Ao atribuir faculdade não se realiza o ajuste adequado no mercado, não se protege os adquirentes e não poupa o sistema econômico de falhas em gestões, concede-se vantagem exagerada ao incorporador sem sobreposição do bem comum. A livre iniciativa e o livre mercado são festejados pelo liberalismo, contudo a modernidade e as crises brasileiras e mundiais trazem a inexorável necessidade de controle e de ajustes para que o bem comum seja preservado, postulado este do vigente Estado Social.
Em análise de todo o sistema não há nada que justifique a liberalidade, muito pelo contrário, tudo caminha para a conclusão de erro legislativo pendente de reforma.
A afetação fomentada da forma como foi não surtiu resultados, imprescindível, então, a cogência do sistema para impedimento de transtornos futuros.

2.3. Da impropriedade do artigo 9º da Lei n. 10.931/04
Entre as críticas da doutrina especializada sobre o regime jurídico do patrimônio de afetação, duas são flagrantes e consensuais: a primeira diz respeito a não obrigatoriedade da adoção do sistema, o que foi tratado no item anterior; já a outra aborda o disposto no artigo 9º da Lei 10.931/04, o qual é reproduzido a seguir:
“Art. 9o Perde eficácia a deliberação pela continuação da obra a que se refere o § 1o do art. 31-F da Lei no 4.591, de 1964, bem como os efeitos do regime de afetação instituídos por esta Lei, caso não se verifique o pagamento das obrigações tributárias, previdenciárias e trabalhistas, vinculadas ao respectivo patrimônio de afetação, cujos fatos geradores tenham ocorrido até a data da decretação da falência, ou insolvência do incorporador, as quais deverão ser pagas pelos adquirentes em até um ano daquela deliberação, ou até a data da concessão do habite-se, se esta ocorrer em prazo inferior”.
Percebe-se que o criticado dispositivo estabelece como lapso para pagamento de todos os débitos trabalhistas, previdenciários e tributários 1 (um) ano a partir da deliberação da assembleia-geral de adquirentes ou a concessão do habite-se, se ocorrer em prazo inferior.

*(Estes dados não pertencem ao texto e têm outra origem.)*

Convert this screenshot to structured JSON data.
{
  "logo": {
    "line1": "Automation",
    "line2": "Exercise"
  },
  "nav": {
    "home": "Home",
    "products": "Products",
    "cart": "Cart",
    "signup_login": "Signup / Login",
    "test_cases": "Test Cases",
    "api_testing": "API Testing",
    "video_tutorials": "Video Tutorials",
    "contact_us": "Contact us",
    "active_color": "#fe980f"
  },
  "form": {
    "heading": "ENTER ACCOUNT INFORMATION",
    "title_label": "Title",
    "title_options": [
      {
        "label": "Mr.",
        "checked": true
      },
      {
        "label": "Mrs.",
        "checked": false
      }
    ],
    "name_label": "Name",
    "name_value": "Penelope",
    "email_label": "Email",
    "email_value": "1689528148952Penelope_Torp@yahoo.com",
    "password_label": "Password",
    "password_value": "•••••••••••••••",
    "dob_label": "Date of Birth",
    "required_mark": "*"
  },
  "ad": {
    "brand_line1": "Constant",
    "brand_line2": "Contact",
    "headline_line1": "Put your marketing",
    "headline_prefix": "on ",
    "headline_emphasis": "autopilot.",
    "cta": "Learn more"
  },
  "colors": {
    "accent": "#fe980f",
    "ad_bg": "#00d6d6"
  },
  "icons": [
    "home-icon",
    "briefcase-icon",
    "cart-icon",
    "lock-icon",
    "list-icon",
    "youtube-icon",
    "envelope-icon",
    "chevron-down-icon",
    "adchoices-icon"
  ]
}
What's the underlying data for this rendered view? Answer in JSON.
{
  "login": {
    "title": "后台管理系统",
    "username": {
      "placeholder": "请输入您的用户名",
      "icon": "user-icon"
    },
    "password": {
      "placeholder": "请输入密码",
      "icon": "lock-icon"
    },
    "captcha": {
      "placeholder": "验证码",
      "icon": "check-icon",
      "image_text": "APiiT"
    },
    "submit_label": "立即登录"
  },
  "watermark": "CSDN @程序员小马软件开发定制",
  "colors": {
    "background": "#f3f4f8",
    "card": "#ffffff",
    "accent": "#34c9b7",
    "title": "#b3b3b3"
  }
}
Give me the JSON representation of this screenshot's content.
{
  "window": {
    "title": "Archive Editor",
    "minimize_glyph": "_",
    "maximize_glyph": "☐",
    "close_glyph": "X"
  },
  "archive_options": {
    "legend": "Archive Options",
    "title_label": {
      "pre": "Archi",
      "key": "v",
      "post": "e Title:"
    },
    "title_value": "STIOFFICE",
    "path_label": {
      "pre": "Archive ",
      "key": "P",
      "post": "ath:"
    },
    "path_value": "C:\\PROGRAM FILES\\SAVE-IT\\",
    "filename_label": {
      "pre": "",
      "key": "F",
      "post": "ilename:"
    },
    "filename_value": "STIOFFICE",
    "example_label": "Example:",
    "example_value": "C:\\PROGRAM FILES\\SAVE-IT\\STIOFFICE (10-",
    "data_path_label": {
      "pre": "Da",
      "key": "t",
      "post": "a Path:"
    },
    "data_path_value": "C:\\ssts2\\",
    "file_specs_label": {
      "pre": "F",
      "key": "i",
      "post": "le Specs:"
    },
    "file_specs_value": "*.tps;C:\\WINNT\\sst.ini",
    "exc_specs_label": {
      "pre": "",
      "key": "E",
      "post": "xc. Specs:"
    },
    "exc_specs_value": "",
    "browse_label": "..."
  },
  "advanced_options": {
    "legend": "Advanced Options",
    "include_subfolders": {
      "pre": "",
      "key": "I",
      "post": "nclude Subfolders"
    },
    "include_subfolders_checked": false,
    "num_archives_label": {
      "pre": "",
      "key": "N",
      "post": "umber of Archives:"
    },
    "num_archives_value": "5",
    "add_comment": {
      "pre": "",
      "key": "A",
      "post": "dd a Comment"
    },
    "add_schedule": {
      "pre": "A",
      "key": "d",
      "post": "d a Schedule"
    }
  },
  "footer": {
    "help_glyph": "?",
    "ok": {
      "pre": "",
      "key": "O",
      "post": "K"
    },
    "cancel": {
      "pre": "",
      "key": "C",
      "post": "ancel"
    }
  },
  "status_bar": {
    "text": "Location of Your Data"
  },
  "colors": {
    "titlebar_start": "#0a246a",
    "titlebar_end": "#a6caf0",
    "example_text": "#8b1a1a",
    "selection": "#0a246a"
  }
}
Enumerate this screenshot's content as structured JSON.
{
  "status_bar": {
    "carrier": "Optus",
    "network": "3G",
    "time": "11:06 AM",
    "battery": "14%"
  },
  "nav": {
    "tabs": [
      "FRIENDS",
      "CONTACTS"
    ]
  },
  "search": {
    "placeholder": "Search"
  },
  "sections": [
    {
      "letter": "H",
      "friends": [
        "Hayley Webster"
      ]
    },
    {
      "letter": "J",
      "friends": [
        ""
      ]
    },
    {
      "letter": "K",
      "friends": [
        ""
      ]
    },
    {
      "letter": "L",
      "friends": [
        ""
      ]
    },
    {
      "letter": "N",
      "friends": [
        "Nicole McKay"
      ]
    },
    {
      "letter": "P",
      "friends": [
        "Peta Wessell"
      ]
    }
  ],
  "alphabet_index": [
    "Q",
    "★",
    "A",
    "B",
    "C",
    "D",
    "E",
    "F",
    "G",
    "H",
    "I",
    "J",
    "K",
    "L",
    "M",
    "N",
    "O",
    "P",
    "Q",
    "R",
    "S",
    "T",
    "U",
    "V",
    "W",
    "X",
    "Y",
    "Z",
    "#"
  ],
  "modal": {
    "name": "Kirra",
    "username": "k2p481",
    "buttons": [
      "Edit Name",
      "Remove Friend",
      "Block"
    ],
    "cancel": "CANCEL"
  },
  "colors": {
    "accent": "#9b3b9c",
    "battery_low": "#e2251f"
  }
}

Caso não ocorra, a consequência é a extinção do patrimônio de afetação e a arrecadação pelo juízo universal dos créditos e débitos correspondentes.
Tal regra é inconcebível diante da sistemática aplicável, tanto para os adquirentes das unidades, quanto para os eventuais credores, já que é cediço que a decisão pela continuidade da obra, apesar da aquiescência e boa vontade de todos os adquirentes, gera desconfortos financeiros que em muito atrasam o cronograma inicial, bem verdade é que poucas são as incorporações que findam ou resgatam saldo no prazo de 12 (doze) meses. Como, então, estabelecer que se não quitadas todas as dívidas trabalhistas, fiscais e previdenciárias (em lapso inteligível) o sistema concebido será desfeito e as garantias daquele terão o mesmo fim?
Ora, o próprio §11 do artigo 31-F traz disposição em sentido contraposto, coloca o artigo que os adquirentes estão sub-rogados nos direitos e obrigações do incorporador, responsáveis, portanto, serão pelo adimplemento das obrigações correspondentes. Ademais, o patrimônio afetado, somente ele, deve responder pelas obrigações contraídas para cumprimento de sua finalidade, esta é a teleologia do construído.
Não se pode conceber tamanha falta de linearidade do sistema, não há alternativa do que repetir o proposto por grande parte dos estudiosos da área: Há de ser revogado o artigo 9º da Lei n. 10.931/04 para unidade e inteligência do sistema.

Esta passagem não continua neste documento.